Se não houver terceira onda que atrapalhe a recuperação do segundo semestre, a
gente consegue crescer em torno de 3% ou um pouco mais”, disse ao Valor.
Para
o horizonte mais longo, o economista lembra que o país tem vulnerabilidades,
como a questão fiscal (endividamento alto e déficit primário), bem como taxas
de poupança e investimentos muito baixas. E a incerteza política, com eleições
à vista e dúvidas sobre qual será o rumo da gestão econômica a partir de 2023,
embaralham ainda mais o cenário. “A questão fiscal mal resolvida significa
taxas de juros de longo prazo longa e acaba atrapalhando também o
investimento”, disse.
Ele
ressalta que o componente doméstico do crescimento está ruim, tanto que muitas
empresas estão deixando o país, embora no lado externo, por causa da alta das
commodities, há uma ajuda importante. “Precisamos de solução mais integrada
entre o lado doméstico e o externo.” Vale projeta para 2022 expansão de apenas
1,8% para o PIB, devido à alta de juros e incerteza eleitoral.
O
pesquisador-associado do Ibre FGV e ex-secretário de Acompanhamento Econômico
do Ministério da Fazenda no governo FHC, Claudio Considera, e a economista
Juliana Trece mostram bem o quadro dramático em que se encontra a economia
nacional.

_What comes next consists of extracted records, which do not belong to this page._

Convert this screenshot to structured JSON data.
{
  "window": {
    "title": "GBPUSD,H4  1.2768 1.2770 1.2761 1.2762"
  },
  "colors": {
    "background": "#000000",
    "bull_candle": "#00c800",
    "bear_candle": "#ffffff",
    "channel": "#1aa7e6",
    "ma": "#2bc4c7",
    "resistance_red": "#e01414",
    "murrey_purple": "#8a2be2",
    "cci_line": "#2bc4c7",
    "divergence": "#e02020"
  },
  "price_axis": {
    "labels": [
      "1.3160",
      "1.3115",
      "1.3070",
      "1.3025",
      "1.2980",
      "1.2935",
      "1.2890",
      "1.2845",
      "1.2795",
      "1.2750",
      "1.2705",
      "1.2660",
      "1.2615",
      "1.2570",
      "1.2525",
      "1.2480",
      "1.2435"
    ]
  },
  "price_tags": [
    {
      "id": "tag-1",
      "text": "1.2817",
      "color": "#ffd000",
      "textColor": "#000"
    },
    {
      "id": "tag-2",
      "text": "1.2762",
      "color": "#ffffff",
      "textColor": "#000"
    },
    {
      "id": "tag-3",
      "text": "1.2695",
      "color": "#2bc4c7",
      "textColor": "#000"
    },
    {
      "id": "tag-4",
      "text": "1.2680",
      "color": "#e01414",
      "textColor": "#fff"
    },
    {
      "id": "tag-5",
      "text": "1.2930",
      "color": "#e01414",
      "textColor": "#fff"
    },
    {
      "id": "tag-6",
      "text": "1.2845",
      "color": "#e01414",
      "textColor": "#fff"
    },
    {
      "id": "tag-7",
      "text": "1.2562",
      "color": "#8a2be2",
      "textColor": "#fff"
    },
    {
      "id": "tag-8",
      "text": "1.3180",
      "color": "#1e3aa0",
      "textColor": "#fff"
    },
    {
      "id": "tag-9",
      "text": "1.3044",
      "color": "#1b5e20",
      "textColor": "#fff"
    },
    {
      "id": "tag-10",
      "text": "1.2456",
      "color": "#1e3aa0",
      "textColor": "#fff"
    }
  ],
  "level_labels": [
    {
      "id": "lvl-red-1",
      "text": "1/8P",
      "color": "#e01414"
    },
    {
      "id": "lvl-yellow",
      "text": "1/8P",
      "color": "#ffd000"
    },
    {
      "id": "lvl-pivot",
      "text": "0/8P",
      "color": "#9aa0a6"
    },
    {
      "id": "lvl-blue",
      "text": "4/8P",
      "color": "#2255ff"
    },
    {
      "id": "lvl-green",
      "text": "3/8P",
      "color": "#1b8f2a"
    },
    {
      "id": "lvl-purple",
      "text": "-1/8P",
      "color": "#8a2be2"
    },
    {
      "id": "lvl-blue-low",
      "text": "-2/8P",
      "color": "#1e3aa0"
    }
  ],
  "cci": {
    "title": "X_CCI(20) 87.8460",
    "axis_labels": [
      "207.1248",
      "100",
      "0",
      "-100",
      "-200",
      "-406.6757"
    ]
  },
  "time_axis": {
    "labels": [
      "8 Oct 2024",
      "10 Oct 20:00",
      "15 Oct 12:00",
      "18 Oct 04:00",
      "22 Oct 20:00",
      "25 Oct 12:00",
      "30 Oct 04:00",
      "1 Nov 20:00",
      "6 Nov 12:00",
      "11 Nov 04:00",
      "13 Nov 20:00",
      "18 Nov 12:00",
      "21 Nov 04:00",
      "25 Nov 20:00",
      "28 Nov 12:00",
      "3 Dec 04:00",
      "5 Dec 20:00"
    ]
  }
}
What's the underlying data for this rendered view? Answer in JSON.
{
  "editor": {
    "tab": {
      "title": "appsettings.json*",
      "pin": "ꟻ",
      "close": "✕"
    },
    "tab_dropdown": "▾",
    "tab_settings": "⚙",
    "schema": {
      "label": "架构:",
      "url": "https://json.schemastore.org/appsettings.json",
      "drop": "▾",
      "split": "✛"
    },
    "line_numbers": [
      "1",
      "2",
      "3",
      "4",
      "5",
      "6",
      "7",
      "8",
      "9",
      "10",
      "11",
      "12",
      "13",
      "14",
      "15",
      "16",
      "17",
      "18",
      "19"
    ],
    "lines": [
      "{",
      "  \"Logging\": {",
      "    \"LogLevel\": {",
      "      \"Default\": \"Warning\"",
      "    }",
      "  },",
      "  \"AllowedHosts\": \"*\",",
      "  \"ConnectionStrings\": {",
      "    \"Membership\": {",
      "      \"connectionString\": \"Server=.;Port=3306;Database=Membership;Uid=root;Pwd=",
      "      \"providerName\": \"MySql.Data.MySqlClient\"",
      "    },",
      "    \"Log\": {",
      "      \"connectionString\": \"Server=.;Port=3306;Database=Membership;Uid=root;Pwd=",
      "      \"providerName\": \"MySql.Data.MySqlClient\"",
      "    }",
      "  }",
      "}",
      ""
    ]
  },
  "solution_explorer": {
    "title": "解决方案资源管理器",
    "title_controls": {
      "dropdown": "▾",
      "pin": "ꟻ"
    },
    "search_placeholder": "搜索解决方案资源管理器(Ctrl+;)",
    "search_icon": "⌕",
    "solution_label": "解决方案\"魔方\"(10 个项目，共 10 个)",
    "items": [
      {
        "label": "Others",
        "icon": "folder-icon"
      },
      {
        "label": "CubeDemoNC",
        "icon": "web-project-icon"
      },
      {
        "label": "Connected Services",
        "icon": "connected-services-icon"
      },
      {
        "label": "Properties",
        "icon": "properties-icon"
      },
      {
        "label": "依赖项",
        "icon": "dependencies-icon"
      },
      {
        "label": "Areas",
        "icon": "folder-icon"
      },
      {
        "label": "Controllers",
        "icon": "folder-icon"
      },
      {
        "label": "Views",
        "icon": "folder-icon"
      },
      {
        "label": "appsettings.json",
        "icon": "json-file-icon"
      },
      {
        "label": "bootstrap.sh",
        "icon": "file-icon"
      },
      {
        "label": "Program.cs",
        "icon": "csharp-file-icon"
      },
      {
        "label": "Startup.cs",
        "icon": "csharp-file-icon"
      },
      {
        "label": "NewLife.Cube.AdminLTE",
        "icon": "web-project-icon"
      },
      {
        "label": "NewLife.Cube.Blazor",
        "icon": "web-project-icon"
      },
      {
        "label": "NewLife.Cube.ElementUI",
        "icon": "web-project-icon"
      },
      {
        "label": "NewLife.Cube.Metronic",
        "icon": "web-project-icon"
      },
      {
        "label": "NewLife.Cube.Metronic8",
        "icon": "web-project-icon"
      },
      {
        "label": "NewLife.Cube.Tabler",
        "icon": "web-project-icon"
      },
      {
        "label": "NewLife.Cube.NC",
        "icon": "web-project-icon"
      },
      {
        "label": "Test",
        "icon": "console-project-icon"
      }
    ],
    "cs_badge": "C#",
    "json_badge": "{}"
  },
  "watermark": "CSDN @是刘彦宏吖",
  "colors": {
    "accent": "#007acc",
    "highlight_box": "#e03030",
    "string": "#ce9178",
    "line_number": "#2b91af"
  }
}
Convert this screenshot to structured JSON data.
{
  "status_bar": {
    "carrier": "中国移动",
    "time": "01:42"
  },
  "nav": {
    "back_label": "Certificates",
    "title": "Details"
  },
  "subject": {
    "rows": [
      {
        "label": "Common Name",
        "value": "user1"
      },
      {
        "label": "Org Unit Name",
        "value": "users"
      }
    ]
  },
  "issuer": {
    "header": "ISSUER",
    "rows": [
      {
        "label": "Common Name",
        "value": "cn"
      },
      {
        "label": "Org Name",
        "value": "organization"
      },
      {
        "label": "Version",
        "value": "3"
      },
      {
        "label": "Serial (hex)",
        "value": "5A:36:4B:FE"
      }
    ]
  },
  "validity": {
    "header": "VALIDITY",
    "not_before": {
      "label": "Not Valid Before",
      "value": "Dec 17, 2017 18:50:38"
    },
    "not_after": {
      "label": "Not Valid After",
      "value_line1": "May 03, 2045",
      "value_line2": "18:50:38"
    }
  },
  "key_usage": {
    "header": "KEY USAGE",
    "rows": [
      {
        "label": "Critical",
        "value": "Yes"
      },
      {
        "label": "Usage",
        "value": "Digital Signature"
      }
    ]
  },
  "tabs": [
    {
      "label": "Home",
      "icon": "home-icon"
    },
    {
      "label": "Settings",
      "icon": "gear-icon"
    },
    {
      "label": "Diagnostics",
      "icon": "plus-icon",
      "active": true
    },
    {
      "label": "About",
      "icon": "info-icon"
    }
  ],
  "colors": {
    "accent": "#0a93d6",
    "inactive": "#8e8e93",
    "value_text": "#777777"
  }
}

Em texto publicado no Blog do Ibre, eles evidenciam que o país hoje
está pior do que em 2011.
“Ao
longo da última década, o PIB retraiu R$ 92 bilhões, ou seja -1,2%, e, como a
população cresceu no mesmo período (10,1%), o valor do PIB per capita
reduziu-se em R$ 4.024 (...). Na década, o consumo das famílias aumentou apenas
R$ 126 bilhões e o consumo per capita reduziu-se em R$ 1.563”, dizem.
Eles
questionam sobre até quando o país ficará “inerte crendo que as reformas e o
ajuste fiscal serão suficientes para retomar o crescimento e o emprego”. De
fato, apesar de uma série de reformas, o país não cresceu a contento. “Já é
tempo de perceber que não haverá crescimento econômico espontâneo e que o
Estado tem que agir engendrando políticas econômicas que induzam o crescimento
e o emprego num movimento virtuoso”, salientam.
Ao Valor Considera
foi mais direto e ressaltou que o Estado precisa induzir o crescimento, por
meio de gasto público direto em setores como construção civil. “A construção
tem efeitos muito fortes. Isso provoca mais emprego, mais renda e gera ciclo
virtuoso”, disse, citando áreas como saneamento. “O governo precisa gastar
dinheiro nessas coisas”, completou.
Ele
citou o plano Biden de investimentos públicos nos Estados Unidos como
referência e rebateu a ideia de que a restrição fiscal impediria o Brasil de
agir nessa direção. “Se não fizer algo desse tipo, o espaço fiscal vai diminuir
ainda mais”, disse, explicando que, se o crescimento não for retomado em bases
mais fortes por mais tempo, a arrecadação não terá um bom desempenho e o quadro
fiscal vai se agravar.
São visões diferentes para um mesmo desafio: crescer mais e por muito tempo. E isso depende primeiro de o governo parar de brincar com as vidas brasileiras, acelerar a vacinação e se tornar fonte de tranquilidade em diversas frentes - política, sanitária, econômica, ambiental -, e não de constante ruído e inquietação.